When working with trigonometric functions, one key step is converting angles to a format that can be easily calculated. Angles may appear in different formats, such as degrees and minutes.
To convert an angle from degrees and minutes into decimal degrees, you need to convert the minutes first. Each degree is divided into 60 equal parts called minutes, symbolized by the apostrophe ('). For instance, 1 degree equals 60 minutes.
To convert minutes into decimal form, divide the number of minutes by 60. If you encounter an angle like 88° 30', divide 30 by 60 to get 0.5.

• Calculation:
  • Convert 30 minutes: 30 ÷ 60 = 0.5 degrees
• Add this result to the original degree measure: 88° + 0.5° = 88.5°

Once you have the angle in decimal degrees, you can perform further calculations, like finding its trigonometric function values.
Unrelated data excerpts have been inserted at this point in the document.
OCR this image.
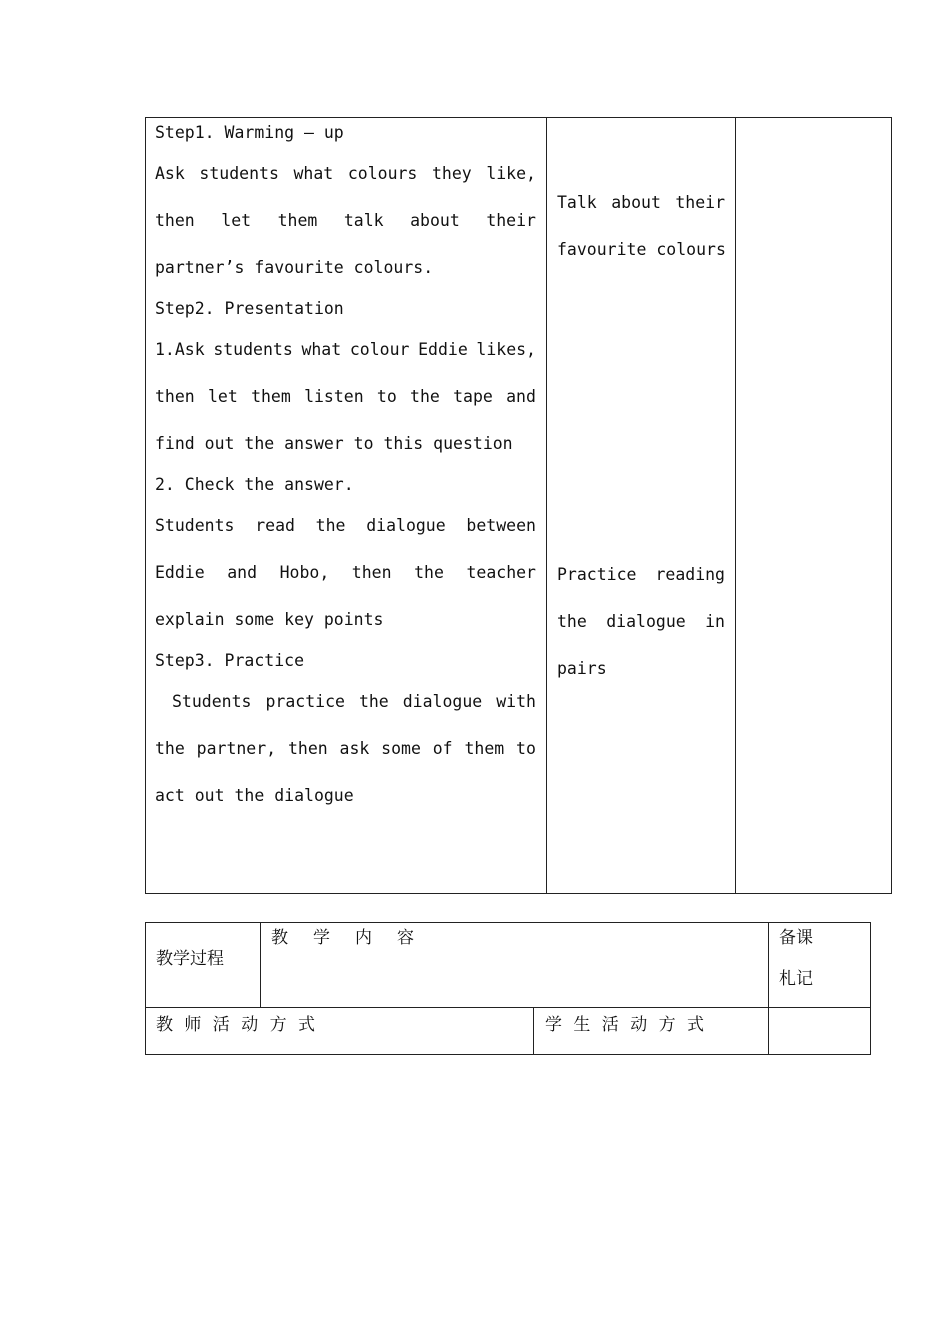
Step1. Warming – up
Ask students what colours they like,
then let them talk about their
partner’s favourite colours.
Step2. Presentation
1.Ask students what colour Eddie likes,
then let them listen to the tape and
find out the answer to this question
2. Check the answer.
Students read the dialogue between
Eddie and Hobo, then the teacher
explain some key points
Step3. Practice
Students practice the dialogue with
the partner, then ask some of them to
act out the dialogue
Talk about their
favourite colours
Practice reading
the dialogue in
pairs
教学过程
教　学　内　容	备课
札记
教 师 活 动 方 式	学 生 活 动 方 式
The tangent function, a primary trigonometric function, is essential in the study of angles and lengths in right triangles. It is defined as the ratio of the opposite side to the adjacent side of a right triangle. In notation, it is represented by \(\tan\).

To find the tangent of an angle, like 88.5 degrees, you will usually need a scientific calculator. First, ensure the calculator is set to degree mode because angles can also be measured in radians.

• Set your calculator to degree mode.
  • This ensures that any angle input is understood as degrees.
• Enter the degree measure: 88.5.
• Calculate \(\tan(88.5^{\circ})\).

The calculator will provide a numeric value for the tangent of the given angle. This process highlights the utility of the tangent function in trigonometry.

After calculating trigonometric functions, like the tangent, you often encounter lengthy decimal values. These need to be rounded, particularly when instructed to provide answers to a certain decimal place accuracy.

Rounding decimals is adjusting the number to a specified degree of precision, often linked to the number of decimal places. For this task, you’ll typically round to four decimal places.

• Identify the digit in the fourth decimal place.
  • This is the limit of precision requested.
• Look at the digit right next to it (the fifth decimal place).
  • If this digit is 5 or greater, round up the fourth decimal place digit by one.
  • If it is less than 5, leave the fourth decimal place digit unchanged.

By rounding the decimals from the tangent calculation, you tidy up the results, making them neater and easier to interpret in further uses.